To investigate the effectiveness of the Schroth method on trunk symmetry, in standing, sitting, and walking, using 3-D motion pick up (3-DMP) based analysis.
Twenty three adolescents, (12 healthy and 11 with AIS) participated in the study. All AIS patients had at least one curve of 20º, and were skilled in postural corrections based on Schroth principles. Trunk symmetry was assessed using the Coda Cx1 3DMP system. Markers were applied on the head, acromioclavicular joints, suprasternal notch, scapular inferior angles, pelvis, knee, hip, lateral malleoli and the heads of the 5th metatarsus. All patients were measured twice in the same day, (with a 4-hour break between sessions), in natural sitting, standing, and walking. AIS patients were measured again in those three positions, during postural correction according to Schroth. From the test-retest paradigm the stringent cut-off for a true clinical change - the smallest real difference (SRD) - was derived.
There was a significant and high correlation between the Cobb angle and scapular transverse misalignment. AIS patients showed significant correction of scapular rotation, in standing, and the location of the center of scapulae relative to the center of the pelvis. At least 36% of the patients corrected the previous, and more than 45% that of the latter, beyond the SRD. With respect to shifting of the shoulder girdle relative to the pelvis in standing and walking, 55% of the patients have exceeded the SRD value.
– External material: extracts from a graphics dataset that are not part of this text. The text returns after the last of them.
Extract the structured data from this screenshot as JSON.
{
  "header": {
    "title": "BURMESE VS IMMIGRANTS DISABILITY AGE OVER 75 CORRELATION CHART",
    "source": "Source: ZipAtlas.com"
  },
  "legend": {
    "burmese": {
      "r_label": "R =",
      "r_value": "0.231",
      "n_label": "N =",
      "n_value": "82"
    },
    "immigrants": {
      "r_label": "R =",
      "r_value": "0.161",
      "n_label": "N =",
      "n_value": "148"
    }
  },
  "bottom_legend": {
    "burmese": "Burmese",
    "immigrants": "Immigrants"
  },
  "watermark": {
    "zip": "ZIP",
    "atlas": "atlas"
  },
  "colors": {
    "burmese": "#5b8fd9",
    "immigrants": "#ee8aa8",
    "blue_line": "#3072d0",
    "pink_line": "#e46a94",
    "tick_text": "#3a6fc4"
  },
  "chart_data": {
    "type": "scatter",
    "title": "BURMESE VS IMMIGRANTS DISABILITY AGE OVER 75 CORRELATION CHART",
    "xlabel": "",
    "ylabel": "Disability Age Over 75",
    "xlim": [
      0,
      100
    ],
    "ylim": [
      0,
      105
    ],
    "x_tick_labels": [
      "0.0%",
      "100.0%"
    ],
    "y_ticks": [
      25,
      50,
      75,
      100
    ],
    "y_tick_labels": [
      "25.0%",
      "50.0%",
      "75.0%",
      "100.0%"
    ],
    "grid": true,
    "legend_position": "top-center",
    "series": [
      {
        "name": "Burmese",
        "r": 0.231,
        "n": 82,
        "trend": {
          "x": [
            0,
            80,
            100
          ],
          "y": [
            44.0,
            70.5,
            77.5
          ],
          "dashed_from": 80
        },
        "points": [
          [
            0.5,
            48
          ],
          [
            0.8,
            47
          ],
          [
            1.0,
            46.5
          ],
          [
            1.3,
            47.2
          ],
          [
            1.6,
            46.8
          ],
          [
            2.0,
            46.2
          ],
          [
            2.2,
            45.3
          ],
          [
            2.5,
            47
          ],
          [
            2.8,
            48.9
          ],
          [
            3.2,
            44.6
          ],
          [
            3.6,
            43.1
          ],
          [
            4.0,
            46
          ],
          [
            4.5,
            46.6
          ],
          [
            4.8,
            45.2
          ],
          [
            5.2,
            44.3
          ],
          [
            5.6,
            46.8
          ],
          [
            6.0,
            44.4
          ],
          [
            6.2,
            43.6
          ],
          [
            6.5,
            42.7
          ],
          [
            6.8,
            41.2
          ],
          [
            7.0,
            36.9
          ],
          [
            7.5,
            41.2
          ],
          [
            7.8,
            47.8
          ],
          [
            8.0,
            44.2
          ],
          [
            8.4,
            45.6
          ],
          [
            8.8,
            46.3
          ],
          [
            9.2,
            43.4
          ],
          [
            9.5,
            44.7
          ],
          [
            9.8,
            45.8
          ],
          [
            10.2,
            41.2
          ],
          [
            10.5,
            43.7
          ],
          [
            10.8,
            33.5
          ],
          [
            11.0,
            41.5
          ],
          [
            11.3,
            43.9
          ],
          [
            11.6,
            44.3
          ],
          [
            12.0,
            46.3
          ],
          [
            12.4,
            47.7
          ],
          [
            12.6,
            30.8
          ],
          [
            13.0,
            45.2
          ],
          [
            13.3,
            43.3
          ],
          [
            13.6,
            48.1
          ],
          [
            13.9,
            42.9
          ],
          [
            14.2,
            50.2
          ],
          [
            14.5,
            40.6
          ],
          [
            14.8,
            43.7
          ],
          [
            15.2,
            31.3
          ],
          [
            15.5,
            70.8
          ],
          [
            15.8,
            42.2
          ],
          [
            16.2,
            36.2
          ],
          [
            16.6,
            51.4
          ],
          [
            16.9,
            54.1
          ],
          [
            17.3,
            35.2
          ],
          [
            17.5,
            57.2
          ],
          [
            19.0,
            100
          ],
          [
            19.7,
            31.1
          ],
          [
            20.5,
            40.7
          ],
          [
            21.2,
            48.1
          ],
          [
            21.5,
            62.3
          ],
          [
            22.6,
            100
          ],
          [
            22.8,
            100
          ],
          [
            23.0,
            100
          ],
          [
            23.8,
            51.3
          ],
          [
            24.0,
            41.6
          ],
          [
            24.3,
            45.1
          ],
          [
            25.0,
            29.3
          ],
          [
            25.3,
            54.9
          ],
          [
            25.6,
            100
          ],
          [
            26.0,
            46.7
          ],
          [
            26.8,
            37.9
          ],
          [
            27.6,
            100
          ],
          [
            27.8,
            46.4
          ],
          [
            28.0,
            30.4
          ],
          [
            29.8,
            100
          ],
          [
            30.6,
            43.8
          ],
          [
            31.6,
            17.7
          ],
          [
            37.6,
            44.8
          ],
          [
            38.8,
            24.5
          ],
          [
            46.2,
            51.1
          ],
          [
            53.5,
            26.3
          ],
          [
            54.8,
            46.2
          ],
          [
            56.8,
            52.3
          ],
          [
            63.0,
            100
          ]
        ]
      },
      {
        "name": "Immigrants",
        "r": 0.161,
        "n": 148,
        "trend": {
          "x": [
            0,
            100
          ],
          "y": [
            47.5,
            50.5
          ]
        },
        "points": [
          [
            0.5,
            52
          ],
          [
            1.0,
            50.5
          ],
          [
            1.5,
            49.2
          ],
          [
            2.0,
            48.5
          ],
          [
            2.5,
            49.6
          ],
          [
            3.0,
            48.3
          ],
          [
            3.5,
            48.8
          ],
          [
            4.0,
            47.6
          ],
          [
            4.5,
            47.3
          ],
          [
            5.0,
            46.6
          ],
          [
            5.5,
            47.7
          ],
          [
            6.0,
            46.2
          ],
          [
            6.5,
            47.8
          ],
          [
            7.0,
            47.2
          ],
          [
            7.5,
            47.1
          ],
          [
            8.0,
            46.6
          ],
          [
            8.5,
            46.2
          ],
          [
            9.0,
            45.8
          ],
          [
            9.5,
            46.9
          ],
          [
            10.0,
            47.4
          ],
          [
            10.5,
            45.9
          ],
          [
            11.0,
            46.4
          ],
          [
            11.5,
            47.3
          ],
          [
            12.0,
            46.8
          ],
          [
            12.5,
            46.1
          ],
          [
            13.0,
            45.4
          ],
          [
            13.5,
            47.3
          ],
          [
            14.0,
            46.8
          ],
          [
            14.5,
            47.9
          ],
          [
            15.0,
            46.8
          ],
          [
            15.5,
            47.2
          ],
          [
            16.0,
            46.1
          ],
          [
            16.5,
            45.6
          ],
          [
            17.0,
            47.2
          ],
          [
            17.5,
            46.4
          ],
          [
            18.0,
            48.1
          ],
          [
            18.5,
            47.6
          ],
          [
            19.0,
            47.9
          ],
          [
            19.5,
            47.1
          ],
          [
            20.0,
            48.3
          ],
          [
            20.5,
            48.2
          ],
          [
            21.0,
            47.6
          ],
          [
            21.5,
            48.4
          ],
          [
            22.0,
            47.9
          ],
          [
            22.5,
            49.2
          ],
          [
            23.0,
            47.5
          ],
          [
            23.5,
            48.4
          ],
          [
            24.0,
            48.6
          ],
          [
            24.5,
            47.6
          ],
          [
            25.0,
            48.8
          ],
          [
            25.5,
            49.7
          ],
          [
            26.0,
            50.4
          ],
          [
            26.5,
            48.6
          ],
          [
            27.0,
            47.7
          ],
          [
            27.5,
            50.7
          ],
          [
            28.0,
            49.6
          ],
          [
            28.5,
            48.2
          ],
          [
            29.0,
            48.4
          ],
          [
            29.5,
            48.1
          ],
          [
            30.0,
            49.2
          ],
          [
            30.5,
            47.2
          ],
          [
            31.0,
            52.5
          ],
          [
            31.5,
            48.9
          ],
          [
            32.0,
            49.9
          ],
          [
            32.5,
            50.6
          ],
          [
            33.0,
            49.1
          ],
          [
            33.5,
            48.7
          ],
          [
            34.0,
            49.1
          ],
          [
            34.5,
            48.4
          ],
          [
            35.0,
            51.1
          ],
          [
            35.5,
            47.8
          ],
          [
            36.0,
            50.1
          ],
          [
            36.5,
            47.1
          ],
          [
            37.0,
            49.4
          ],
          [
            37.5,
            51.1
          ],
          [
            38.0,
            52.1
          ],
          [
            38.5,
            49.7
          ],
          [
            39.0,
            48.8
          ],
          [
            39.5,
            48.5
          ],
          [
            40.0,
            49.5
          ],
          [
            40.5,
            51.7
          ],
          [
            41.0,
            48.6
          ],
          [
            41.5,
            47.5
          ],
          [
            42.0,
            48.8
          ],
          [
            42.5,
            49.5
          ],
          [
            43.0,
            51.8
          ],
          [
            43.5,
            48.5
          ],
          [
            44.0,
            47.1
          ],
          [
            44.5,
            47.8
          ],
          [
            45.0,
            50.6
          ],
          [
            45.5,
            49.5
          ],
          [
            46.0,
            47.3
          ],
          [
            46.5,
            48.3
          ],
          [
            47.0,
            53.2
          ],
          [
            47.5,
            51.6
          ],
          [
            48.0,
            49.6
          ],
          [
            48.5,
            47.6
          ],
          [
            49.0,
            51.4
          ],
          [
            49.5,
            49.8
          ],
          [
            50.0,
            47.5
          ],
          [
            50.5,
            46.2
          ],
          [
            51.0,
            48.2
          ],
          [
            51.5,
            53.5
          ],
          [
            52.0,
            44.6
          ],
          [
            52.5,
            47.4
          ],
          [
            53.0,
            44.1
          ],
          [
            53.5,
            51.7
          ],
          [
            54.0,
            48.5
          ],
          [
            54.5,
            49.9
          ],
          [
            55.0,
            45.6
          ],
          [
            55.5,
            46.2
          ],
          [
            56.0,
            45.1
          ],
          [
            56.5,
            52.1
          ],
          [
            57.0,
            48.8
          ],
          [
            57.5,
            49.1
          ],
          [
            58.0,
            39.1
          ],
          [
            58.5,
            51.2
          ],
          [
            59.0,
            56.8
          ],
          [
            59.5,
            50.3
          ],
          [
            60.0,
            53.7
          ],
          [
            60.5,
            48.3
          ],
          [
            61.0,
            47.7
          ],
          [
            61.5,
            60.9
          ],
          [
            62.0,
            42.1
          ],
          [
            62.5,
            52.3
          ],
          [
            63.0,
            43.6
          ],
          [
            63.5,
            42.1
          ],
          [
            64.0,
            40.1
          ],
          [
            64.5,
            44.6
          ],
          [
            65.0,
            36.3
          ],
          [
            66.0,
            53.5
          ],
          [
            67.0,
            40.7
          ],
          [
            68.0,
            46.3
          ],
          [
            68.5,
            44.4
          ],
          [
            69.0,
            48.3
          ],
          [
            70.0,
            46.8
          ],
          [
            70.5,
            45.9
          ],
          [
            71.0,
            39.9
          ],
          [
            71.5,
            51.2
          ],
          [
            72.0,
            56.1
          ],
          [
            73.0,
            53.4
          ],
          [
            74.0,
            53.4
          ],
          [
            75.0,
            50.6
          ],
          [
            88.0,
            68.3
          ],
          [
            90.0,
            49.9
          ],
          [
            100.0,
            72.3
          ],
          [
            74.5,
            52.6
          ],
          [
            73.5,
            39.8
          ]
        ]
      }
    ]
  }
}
3DMP analysis enables identification of subtle spinal relationships, which are unrecognizable using visual inspection. Using an advanced 3DMP system, this study confirms the good reproducibility of trunk marking. Moreover, it supports the effectiveness of the Schroth approach in AIS patients who are able to reduce specific trunk asymmetries, particularly those related to shoulder girdle and scapular orientation.